Bugün AKP’nin Türkiye’de alkol üzerine sınırlamalar getirmesi ve mekansal olarak içilen içilmeyen ayrımını keskinleştirmesi; insanları içen, içmeyen diye hem de katı biçimde ayırmaya giden politikaları ülkeyi giderek daha da kutuplaştırmaktan başka bir işe yaramayacaktır. Taşra ahlakı savunucularıyla bağımlı alkolikler arasında kalan milyonlarca insan bu kutuplaşma içinde köşeye sıkıştırılmak istenmekte, toplum adeta militarist tarzda disipline edilmek istenmektedir. (Başbakan’ın “içeceksen git evinde iç” buyruğu bu açıdan manidardır.) Oysa aslında bu ortaki grupların varlığı bizzat en kıymetli insani özelliğimiz olan empatinin varolabilmesi, toplumda kök salabilmesi için elzemdir. Ayrıca birçok nedenden dolayı yoksullar bu yasaktan daha fazla etkilenecektir. Cebinde sadece denize bakarak bir bira içmek isteyen insanlar balık lokantalarında içebilenlere göre daha çok etkilenecektir.

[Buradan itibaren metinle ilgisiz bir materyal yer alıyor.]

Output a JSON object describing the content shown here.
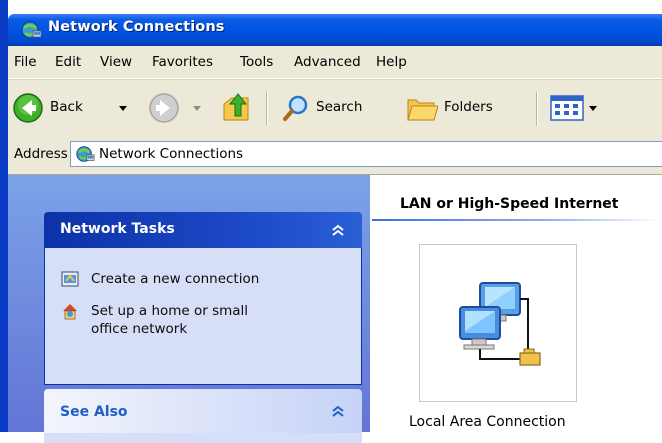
{
  "window": {
    "title": "Network Connections",
    "icon": "network-connections-icon"
  },
  "menu": {
    "items": [
      "File",
      "Edit",
      "View",
      "Favorites",
      "Tools",
      "Advanced",
      "Help"
    ]
  },
  "toolbar": {
    "back_label": "Back",
    "search_label": "Search",
    "folders_label": "Folders"
  },
  "address": {
    "label": "Address",
    "value": "Network Connections"
  },
  "sidebar": {
    "network_tasks": {
      "title": "Network Tasks",
      "items": [
        {
          "label": "Create a new connection",
          "icon": "new-connection-icon"
        },
        {
          "label_line1": "Set up a home or small",
          "label_line2": "office network",
          "icon": "home-network-icon"
        }
      ]
    },
    "see_also": {
      "title": "See Also"
    }
  },
  "content": {
    "group_title": "LAN or High-Speed Internet",
    "connections": [
      {
        "label": "Local Area Connection",
        "icon": "lan-connection-icon"
      }
    ]
  },
  "colors": {
    "title_bar": "#0053e1",
    "task_pane_gradient_top": "#7ba2e7",
    "task_pane_gradient_bottom": "#6375d6",
    "panel_header_dark": "#0c32a8",
    "panel_body": "#d6dff7",
    "chrome": "#ece9d8"
  }
}
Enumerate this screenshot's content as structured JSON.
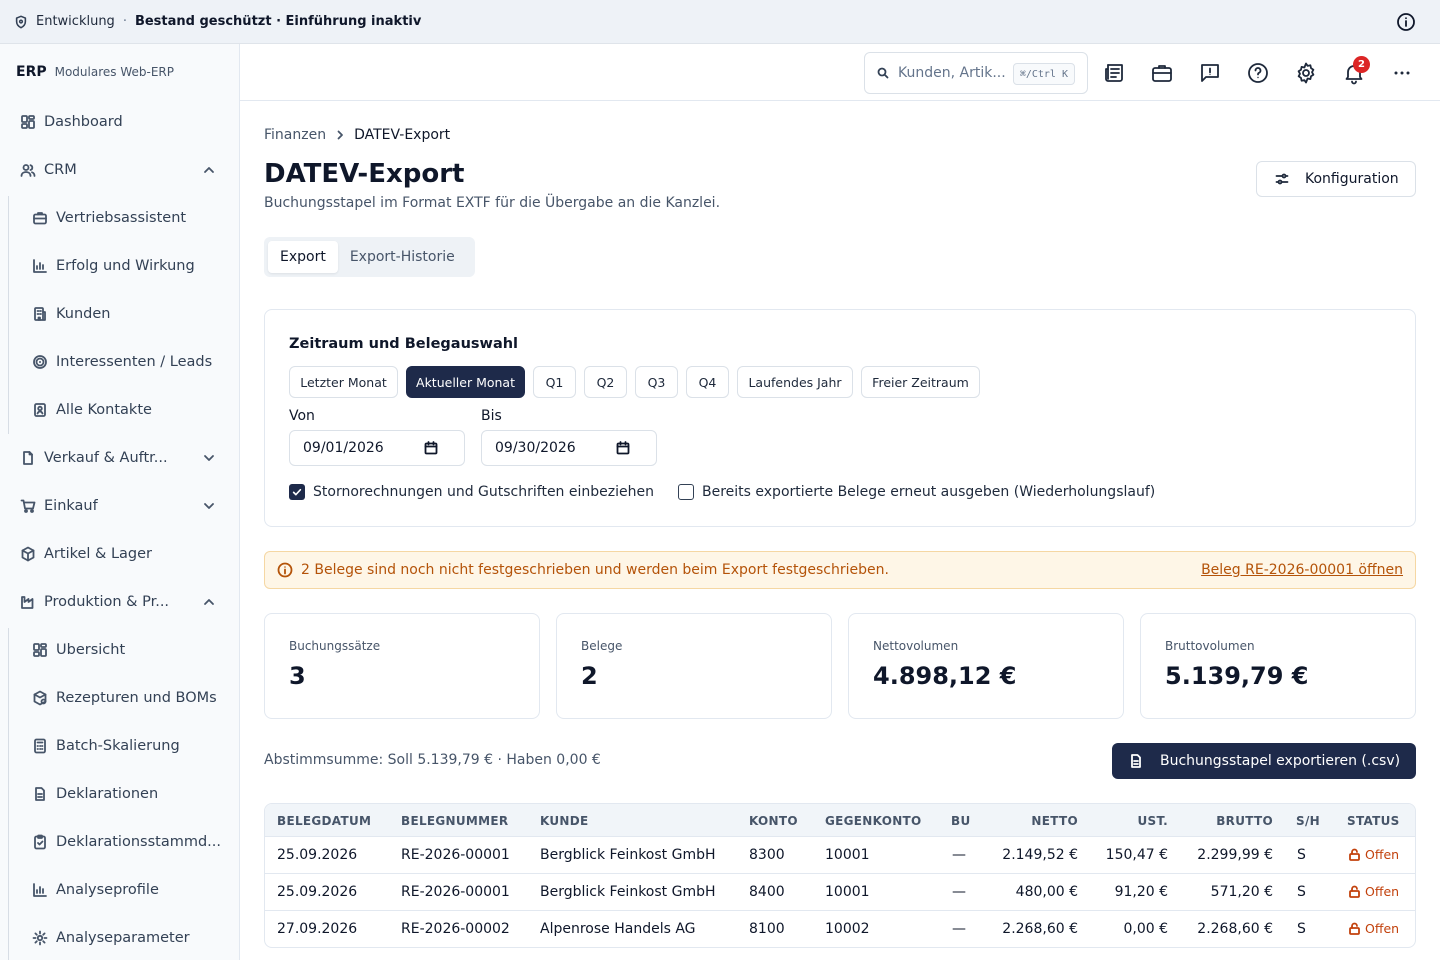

Gelecekte AKP’nin tarihini yazacaklar herhalde en çok da “kutuplaştırma” kavramı ekseninde bu yılların hikayesini anlatacaklardır. Eskinin “devletlü” kutuplaştırıcı taktikleri AKP’nin organik ve toplumsal kutuplaştırma pratiklerinin yanında mumla aranacak gibi görünmektedir.
AKP önderlerinin ağızlarından düşürmedikleri savunma biçimi bilimsel olarak alkolün zararlarıdır. Alkolün zararları bilinmeyen, yeni bir bilgi değil, özellikle de alkol oranı yüksek içkilerin. Ancak şarap gibi az içildiğinde kalp hastalığına olan faydaları da bilim tarafından vurgulanmaktadır. Dünyada ve ülkemizde ölümlerin bir numaralı nedeninin kalp hastalığı olduğu da bilimsel bir gerçektir. Ayrıca evrim teorisi gibi bilimin göz bebeği teoriler söz konusu olduğunda eleştiride ve reddiyede sınır tanımayanlar işlerine geldiklerinde “bilim böyle emrediyor” gibilerden nutuklar atmaktan imtina etmeyerek ikiyüzlülüğü yukarıdan aşağıya doğru adeta bir siyasal üslup haline sokmaktadırlar. İkiyüzlüleşen iktidarlar ve toplumların ne kadar çürümeye yüz tuttuklarını anlamak için alkol ve kürtaj gibi meselelerin tarihine bakmakta, buralardan dersler çıkarmakta fayda var.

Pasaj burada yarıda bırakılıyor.